Jacquou le Croquant (2007) de Laurent Boutonnat

Par Seleniecinema @SelenieCinema

3ème et dernier long métrage de Laurent Boutonnat après le rare "La Ballade de la Féconductrice" (1980 - interdit au moins de 18 ans à sa sortie alors que le réalisateur avait 17 ans !) et surtout après "Giorgino" (1994) avec sa muse Mylène Farmer pour laquelle il a réalisé ses plus beaux clips et composés la plupart de ses succès, de véritables court-métrages tels que "Libertine" (1986), "Désenchantées" (1988) et "Pourvu qu'elle soit douce" (1991)... Homme aux multiples talents il se lance dans ce projet à plus de 20 millions d'euros de budget avec la ferme idée d'en faire un dyptique, un film sur la jeunesse et un autre à l'âge adulte mais les producteurs ont marqué le pas l'obligeant à réaliser un film de 2h30 maximum. Adapté du célèbre roman éponyme (1899) de Eugène Le Roy, qui avait déjà connu le petit écran avec une feuilleton en 6 épisodes (1969), l'histoire du film se lie avec la grande Histoire puisque ça se passe dans la France de la Restauration de la royauté vers les années 1816-1824 environ.

Le livre, outre l'aventure de Jacquou, insiste sur les us et coutumes des paysans de l'époque mais aussi dénonce le retour au pouvoir des nobles et de l'Eglise. Le roman est un merveilleux matériau et le potentiel est assurément présent. Boutonnat réunit pour se faire un casting solide, si Jocelyn Quivrin (encore peu connue venait de tourner "L'Empire des Loups" en 2005 de Chris Nahon) était d'abord promis au rôle de Jacquou celui-ci préféra refusé pour celui du méchant comte de Nansac, le rôle titre revenant à Gaspard Ulliel (qui commençait alors à se faire un nom après "Un long dimanche de fiançaille" en 2004 de Jean-Pierre Jeunet).
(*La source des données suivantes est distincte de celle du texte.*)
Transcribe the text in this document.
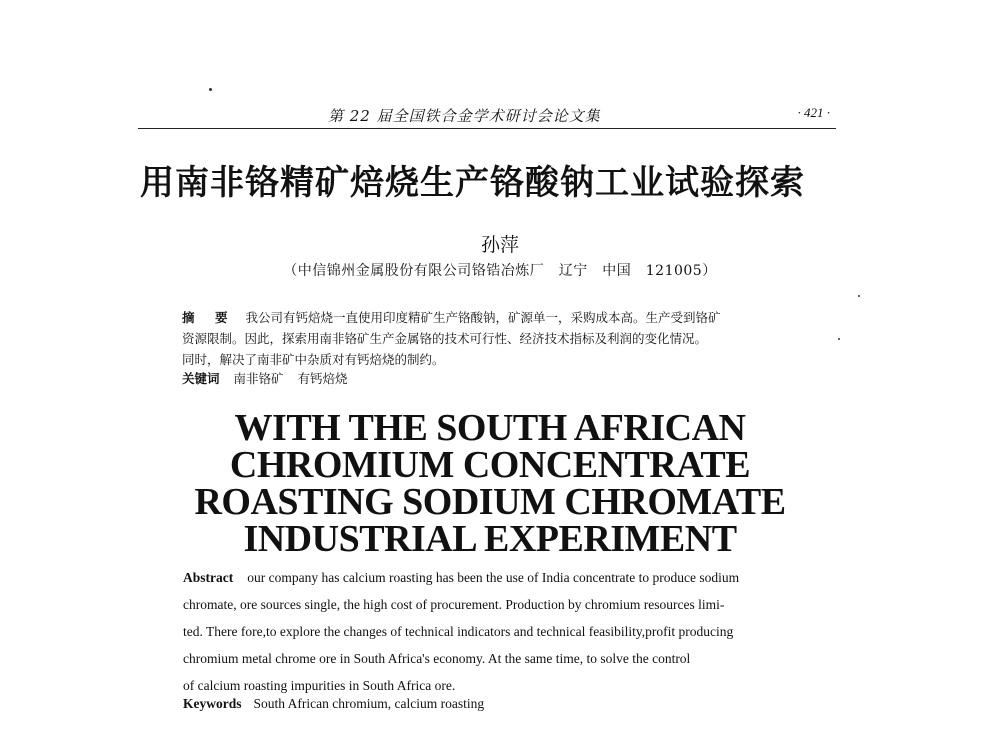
第 22 届全国铁合金学术研讨会论文集	· 421 ·
用南非铬精矿焙烧生产铬酸钠工业试验探索
孙萍
（中信锦州金属股份有限公司铬锆冶炼厂　辽宁　中国　121005）
摘　要 我公司有钙焙烧一直使用印度精矿生产铬酸钠，矿源单一，采购成本高。生产受到铬矿
资源限制。因此，探索用南非铬矿生产金属铬的技术可行性、经济技术指标及利润的变化情况。
同时，解决了南非矿中杂质对有钙焙烧的制约。
关键词 南非铬矿 有钙焙烧
WITH THE SOUTH AFRICAN
CHROMIUM CONCENTRATE
ROASTING SODIUM CHROMATE
INDUSTRIAL EXPERIMENT
Abstract our company has calcium roasting has been the use of India concentrate to produce sodium
chromate, ore sources single, the high cost of procurement. Production by chromium resources limi-
ted. There fore,to explore the changes of technical indicators and technical feasibility,profit producing
chromium metal chrome ore in South Africa's economy. At the same time, to solve the control
of calcium roasting impurities in South Africa ore.
Keywords South African chromium, calcium roasting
À leurs côtés on a la jeune Judith Davis dans son premier vrai rôle et surtout des acteurs expérimentés avec Marie-Josée Croze, Albert Dupontel (qui retrouve Ulliel après "Un long dimanche..."), Tcheky Karyo et Olivier Gourmet. On suit donc le destin de Jacquou, dont le père meurt au bagne et la mère de fatigue et de maladie. En grandissant il va pouvoir se venger du comte de Nansac... La reconstitution d'époque est belle, des costumes soigné et le vrai gros point fort de Boutonnat est son réel sens de l'image. Mais à contrario il tombe dans les écueils du clip où en 2-3mn il faut marqué les esprits par des images symboliques et/ou d'épinal.
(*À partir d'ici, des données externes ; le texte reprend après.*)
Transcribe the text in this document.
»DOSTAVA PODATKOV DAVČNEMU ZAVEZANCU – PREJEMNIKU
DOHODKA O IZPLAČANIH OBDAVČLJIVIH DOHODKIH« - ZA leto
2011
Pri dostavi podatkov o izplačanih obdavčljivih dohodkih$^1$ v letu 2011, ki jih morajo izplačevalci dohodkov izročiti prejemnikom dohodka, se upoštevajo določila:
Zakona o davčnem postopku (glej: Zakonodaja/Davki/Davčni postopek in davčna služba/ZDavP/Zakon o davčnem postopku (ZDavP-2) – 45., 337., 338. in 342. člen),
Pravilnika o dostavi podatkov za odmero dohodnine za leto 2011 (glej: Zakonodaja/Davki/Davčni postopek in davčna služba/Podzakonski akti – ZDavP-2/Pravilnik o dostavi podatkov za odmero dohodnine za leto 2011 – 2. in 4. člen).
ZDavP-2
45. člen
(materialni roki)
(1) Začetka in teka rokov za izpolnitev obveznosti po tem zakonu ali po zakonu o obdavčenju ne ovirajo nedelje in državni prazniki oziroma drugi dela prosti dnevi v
Boutonnant abuse donc trop souvent de scènes ou de passages qui sonnent faux, de par le décalage entre esbrouffe et réalisme. Comment ne pas sourire quand Jacquou appelle son père en criant à la Lune ou quand en plein piège terrifiant s'en sort en grattant des briques avec une simple épingle à cheveux ?! Que dire de la fille Nansac, bien jolie au demeurant, mais dont les sentiments pour Jacquou sent beaucoup trop la naïveté et la mièvrerie. Le pire étant sans doute la qualité très pauvre des dialogues ! Des dialogues trop souvent ineptes ou simplement vides d'inspiration. Et pourtant, à contrario, d'autres passages sont superbes et offrent un souffle romanesque comme la scène du bal du village. Les acteurs sont bons mais leur jeu ne colle pas toujours, on sent une direction d'acteur fastidieuse d'où quelques passages trop théâtraux (le retour de Jacquou après sa disparition). Etonnament ce film parait être celui d'un débutant, le 1er film d'un cinéaste, trop de maladresses, trop de tentatives d'épates malgré une photographie et un réel sens du spectacle. Pas désagréable pour autant mais un film trop bancal pour convaincre pleinement et nous emporter.